Microsoft and OpenAI are revealing today that hackers are already using large language models like ChatGPT to refine and improve their existing cyberattacks. In newly published research, Microsoft and OpenAI have detected attempts by Russian, North Korean, Iranian, and Chinese-backed groups using tools like ChatGPT for research into targets, to improve scripts, and to help build social engineering techniques.

“Cybercrime groups, nation-state threat actors, and other adversaries are exploring and testing different AI technologies as they emerge, in an attempt to understand potential value to their operations and the security controls they may need to circumvent,” says Microsoft in a blog post today.

The Strontium group, linked to Russian military intelligence, has been found to be using LLMs “to understand satellite communication protocols, radar imaging technologies, and specific technical parameters.” The hacking group, known also as APT28 or Fancy Bear, has been active during Russia’s war in Ukraine and was previously involved in targeting Hillary Clinton’s presidential campaign in 2016.

The group has also been using LLMs to help with “basic scripting tasks, including file manipulation, data selection, regular expressions, and multiprocessing, to potentially automate or optimize technical operations,” according to Microsoft.

A North Korean hacking group, known as Thallium, has been using LLMs to research publicly reported vulnerabilities and target organizations, to aid in basic scripting tasks, and to draft content for phishing campaigns. Microsoft says the Iranian group known as Curium has also been using LLMs to generate phishing emails and even code for avoiding detection by antivirus applications.
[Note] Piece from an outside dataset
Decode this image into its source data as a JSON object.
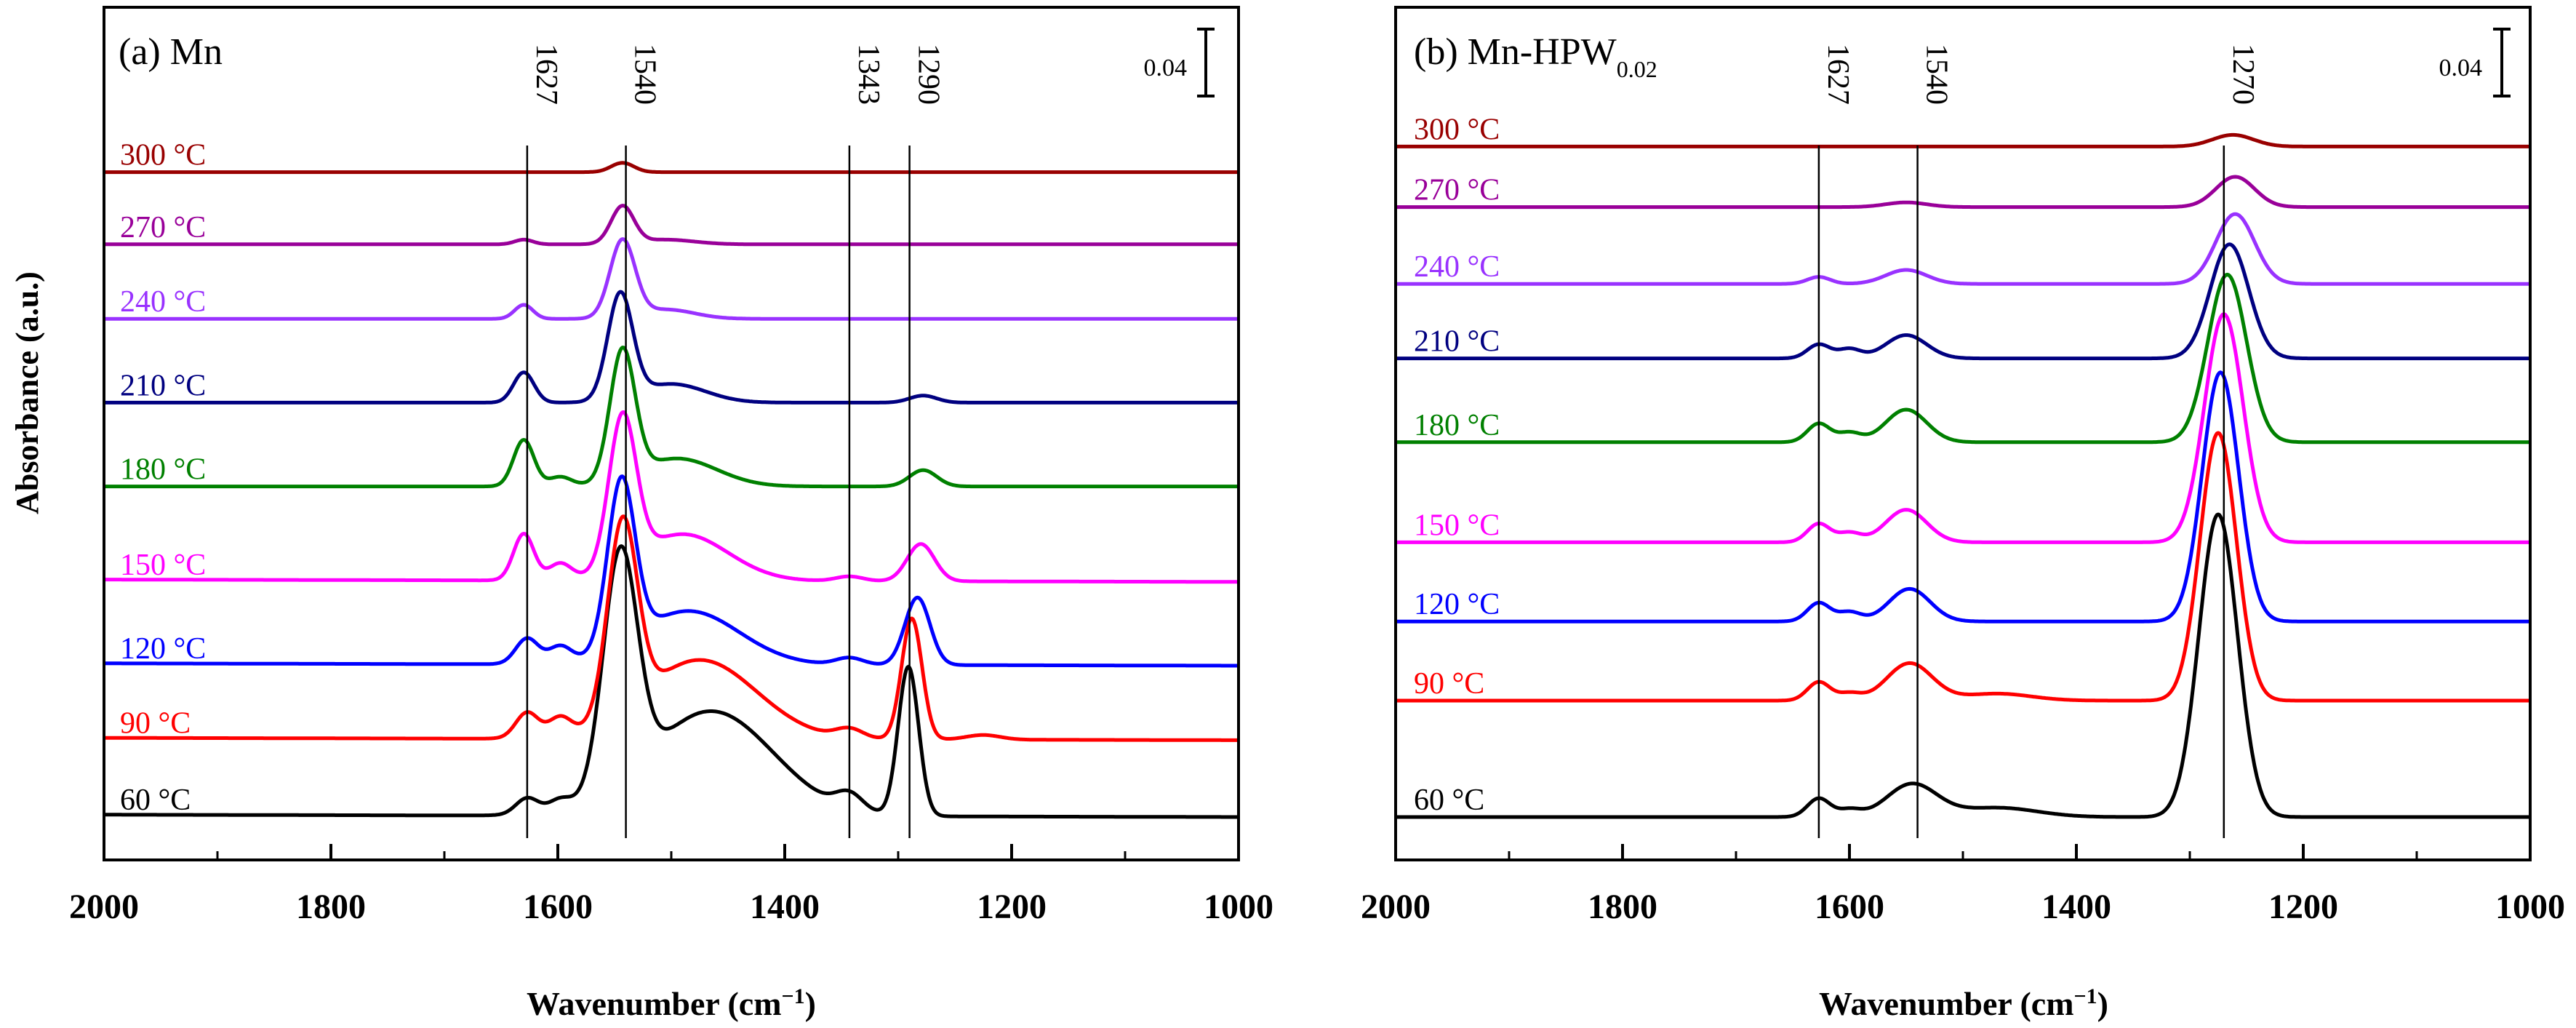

Chinese state-affiliated hackers are also using LLMs for research, scripting, translations, and to refine their existing tools.

There have been fears around the use of AI in cyberattacks, particularly as AI tools like WormGPT and FraudGPT have emerged to assist in the creation of malicious emails and cracking tools. A senior official at the National Security Agency also warned last month that hackers are using AI to make their phishing emails look more convincing.

Microsoft and OpenAI haven’t detected any “significant attacks” using LLMs yet, but the companies have been shutting down all accounts and assets associated with these hacking groups. “At the same time, we feel this is important research to publish to expose early-stage, incremental moves that we observe well-known threat actors attempting, and share information on how we are blocking and countering them with the defender community,” says Microsoft.

While the use of AI in cyberattacks appears to be limited right now, Microsoft does warn of future uses cases like voice impersonation. “AI-powered fraud is another critical concern. Voice synthesis is an example of this, where a three-second voice sample can train a model to sound like anyone,” says Microsoft. “Even something as innocuous as your voicemail greeting can be used to get a sufficient sampling.”

Naturally, Microsoft’s solution is using AI to respond to AI attacks. “AI can help attackers bring more sophistication to their attacks, and they have resources to throw at it,” says Homa Hayatyfar, principal detection analytics manager at Microsoft. “We’ve seen this with the 300+ threat actors Microsoft tracks, and we use AI to protect, detect, and respond.”

Microsoft is building a Security Copilot, a new AI assistant that’s designed for cybersecurity professionals to identify breaches and better understand the huge amounts of signals and data that’s generated through cybersecurity tools daily. The software giant is also overhauling its software security following major Azure cloud attacks and even Russian hackers spying on Microsoft executives.